Your will. This disposes of your assets that won’t pass by other means and allows you to name a personal representative (executor) to settle your estate.
Title arrangements. These can supersede the terms of your will. E.g., you may hold your home in a form of joint tenancy with your spouse, which entitles the survivor to full and outright ownership of that asset.
Retirement plans. Benefits from your employer, a rollover IRA, or other retirement plan after your lifetime, will be paid to the beneficiaries you have designated in the plan.
Life insurance. The proceeds are payable to the beneficiaries you’ve named under the options you selected in your policies or subsequent endorsements.
Buy-sell agreement. This governs the sale of a closely held business, with the proceeds payable to a beneficiary named by the deceased owner.
Trusts. You can create a trust in your will or by an agreement; the disposition of the trust assets will be governed by the terms of the trust agreement.
Life income plans. In return for a gift to us or another charitable organization, you can arrange a life income for yourself and even a survivor from a charitable remainder trust or other plan. Ultimately, the remainder will be distributed to the charitable organization you’ve named in the plan.
Gifts of appreciated stocks or bonds. You can contribute long-term appreciated securities (stocks or bonds held for over a year) and get a charitable deduction for the full present fair market value, and avoid capital gains tax on the appreciation.
Gifts of real estate. Real property (e.g., house or land) that has been held long-term makes an excellent charitable contribution. You obtain an income tax charitable deduction equal to the property’s full fair market value instead of the lower cost basis and avoid capital gains tax on the property’s appreciation. The transfer isn’t subject to the gift tax, and it reduces your taxable estate. You can give us your home but enjoy its use for life by setting up a retained life estate.

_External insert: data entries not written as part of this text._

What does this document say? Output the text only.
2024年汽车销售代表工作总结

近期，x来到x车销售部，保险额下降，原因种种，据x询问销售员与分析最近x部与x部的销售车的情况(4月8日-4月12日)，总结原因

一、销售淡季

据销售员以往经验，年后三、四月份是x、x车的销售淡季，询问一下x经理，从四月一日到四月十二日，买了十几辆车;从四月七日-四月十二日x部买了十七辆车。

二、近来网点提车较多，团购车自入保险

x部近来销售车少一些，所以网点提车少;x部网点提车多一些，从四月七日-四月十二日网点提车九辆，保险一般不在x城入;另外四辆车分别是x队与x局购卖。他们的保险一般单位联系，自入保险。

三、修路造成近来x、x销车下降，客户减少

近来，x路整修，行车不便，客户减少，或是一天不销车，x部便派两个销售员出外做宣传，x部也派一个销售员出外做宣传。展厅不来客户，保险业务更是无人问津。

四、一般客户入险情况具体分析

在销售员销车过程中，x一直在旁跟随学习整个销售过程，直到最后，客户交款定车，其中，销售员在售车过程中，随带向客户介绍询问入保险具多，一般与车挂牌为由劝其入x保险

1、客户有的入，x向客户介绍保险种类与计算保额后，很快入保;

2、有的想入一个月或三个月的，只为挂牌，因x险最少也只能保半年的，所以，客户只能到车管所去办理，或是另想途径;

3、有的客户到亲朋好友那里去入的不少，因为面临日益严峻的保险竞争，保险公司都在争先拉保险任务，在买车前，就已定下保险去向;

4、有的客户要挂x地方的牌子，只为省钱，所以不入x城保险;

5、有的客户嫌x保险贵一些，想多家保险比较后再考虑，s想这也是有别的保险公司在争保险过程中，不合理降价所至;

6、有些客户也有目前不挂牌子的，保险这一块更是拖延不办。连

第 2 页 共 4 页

Gifts are subject to review under gift acceptance policy. Appraisals required to establish value for tax purposes is the responsibility of the donor.
Endowments
When you make a gift to our endowment fund, it can either be outright or deferred (such as through a bequest in a will or trust). Either way, your one gift can turn into a legacy of annual gifts long into the future.

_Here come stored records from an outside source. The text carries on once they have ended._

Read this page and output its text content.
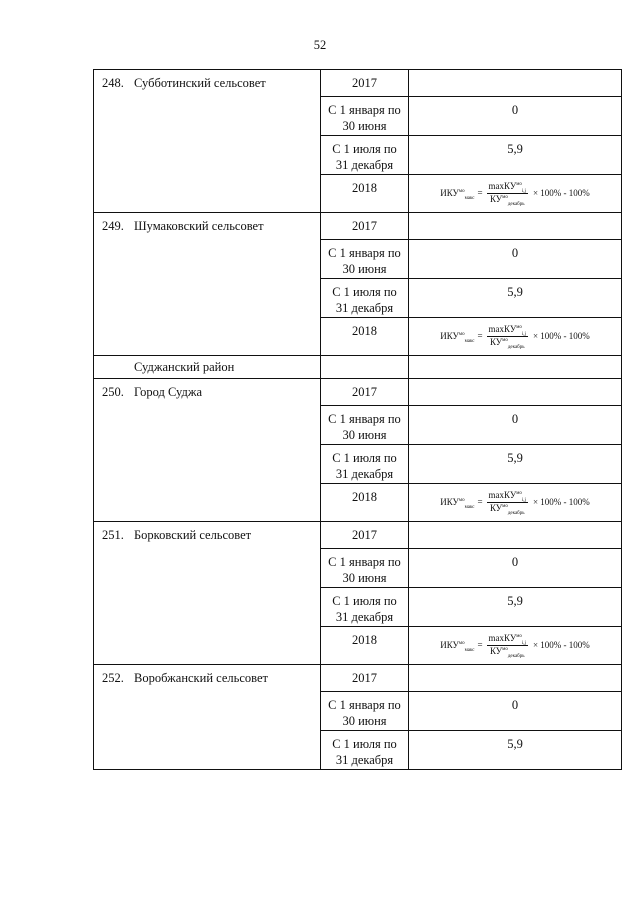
52
248. Субботинский сельсовет	2017	

	С 1 января по
30 июня	0

	С 1 июля по
31 декабря	5,9
	2018	$ИКУ^{мо}_{макс} = \frac{\max КУ^{мо}_{i,j}}{КУ^{мо}_{декабрь}} \times 100\% - 100\%$

249. Шумаковский сельсовет	2017	

	С 1 января по
30 июня	0

	С 1 июля по
31 декабря	5,9
	2018	$ИКУ^{мо}_{макс} = \frac{\max КУ^{мо}_{i,j}}{КУ^{мо}_{декабрь}} \times 100\% - 100\%$

Суджанский район		
250. Город Суджа	2017	

	С 1 января по
30 июня	0

	С 1 июля по
31 декабря	5,9
	2018	$ИКУ^{мо}_{макс} = \frac{\max КУ^{мо}_{i,j}}{КУ^{мо}_{декабрь}} \times 100\% - 100\%$

251. Борковский сельсовет	2017	

	С 1 января по
30 июня	0

	С 1 июля по
31 декабря	5,9
	2018	$ИКУ^{мо}_{макс} = \frac{\max КУ^{мо}_{i,j}}{КУ^{мо}_{декабрь}} \times 100\% - 100\%$

252. Воробжанский сельсовет	2017	

	С 1 января по
30 июня	0

	С 1 июля по
31 декабря	5,9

An endowment fund is a permanent fund invested to earn income each year, and as the principal grows, so does the income. A portion of the income is rolled back into the endowed fund to help grow the principal and a portion of the income is spent for the purpose stated in the endowment agreement. Approximately 5% is available to be spent each year (example: $50,000 cash donation for endowment creates $2,500 in available annual income for the Museum). This policy allows for the continual growth of both principal and income and thus the fund lasts in perpetuity.
Endowed funds from $50,000 - $249,999 support museum education programs, scholarships and internships for students. These endowment funds are published annually to recognize and honor the legacy of donors. Endowments of $250,000 and above may be identified with the donor name and established for a specific purpose defined by the donor such as operations, exhibitions, publications, art acquisitions and art conservation, or education and performance programs.
Endowment funds are a conservative and intelligent attempt to guarantee the future of our mission and to enhance the quality of our opportunities for service. And they allow you to leave a legacy.